I took care not to strictly subsume them under the term of "religion". Specifically, in my initial post I said "overlap with psychology behind religion", I said that people who hold these beliefs are "religious" -- the use of the noun "religion" as an adjective lessens the character of the subsumption so that one reading is that it's just pointing out an analogy or similarity rather than stating a strict subsumption.
And I also predicted that these things all have the potential to undergo a similar historical development as religions did, that they have the potential to bring about something similar to the Spanish Inquisition, or the witch hunts. Not all belief systems have that potency.

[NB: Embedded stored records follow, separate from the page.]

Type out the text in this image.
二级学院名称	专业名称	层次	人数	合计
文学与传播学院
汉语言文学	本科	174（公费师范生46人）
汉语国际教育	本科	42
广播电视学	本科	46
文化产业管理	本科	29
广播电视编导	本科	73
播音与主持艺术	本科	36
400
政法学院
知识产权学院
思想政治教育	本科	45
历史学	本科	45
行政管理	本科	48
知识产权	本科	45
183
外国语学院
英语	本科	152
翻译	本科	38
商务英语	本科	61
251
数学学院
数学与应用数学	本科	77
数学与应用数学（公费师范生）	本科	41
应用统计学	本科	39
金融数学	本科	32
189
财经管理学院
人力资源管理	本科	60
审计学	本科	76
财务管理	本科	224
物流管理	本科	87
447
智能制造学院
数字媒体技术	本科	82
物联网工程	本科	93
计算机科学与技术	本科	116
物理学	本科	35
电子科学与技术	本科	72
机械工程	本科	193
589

So what I'm doing is pointing out an analogy that comes with lots of implications, not all of which I strictly believe to be true, but all of them are things that I find at least interesting to consider. For example, using the Wikipedia definition of "religion", besides implying a belief system, a religion also comes with behaviours, practices, morals, worldviews, texts, sanctified places, prophecies, ethics, or organizations. -- Environmentalism, wokism and social justice warriordom definitely all come with practices as well as just beliefs. Morals and ethics are more than just beliefs. Environmentalism, for example, clearly has prophecies ("doomsday cult" would be an interesting analogy), and it's interesting to think about what that does to the human psyche.
There is a lot in religion that trumps rationality in terms of its salience and psychological potency. And precisely this ability to trump rationality makes religions quite a different animal from belief systems that are strictly grounded in rationality.
For example, if the divide between the political right and left were just about "free market economy vs communist-style planned economy with redistribution" or "low taxes" vs "high taxes" or "small government" vs "big government", it would be about belief systems strictly grounded in rationality. But now add into the mix the thought that many on the political right are associated with established religions and on the political left things like environmentalism, wokism and social justice warriordom increasingly start looking like religions. Now the distinction between the political right and the left starts looking like a religious divide, and that's a whole other level. It used to be "We can't agree on the proper economic system." Now it's "Help! My identity is under attack!"
When I was young, I saw most religious people as bigots, while the message I mostly got from areligious people was that they were preaching tolerance, pluralism, minority protection, etc.
But now, doing my best to adopt a stance of tolerance myself, my impression is that the people who think of themselves as areligious have constructed grand narratives that increasingly look like religions, without even noticing that particular analogy, and have increasingly taken to bigotry themselves. That's my central thesis here.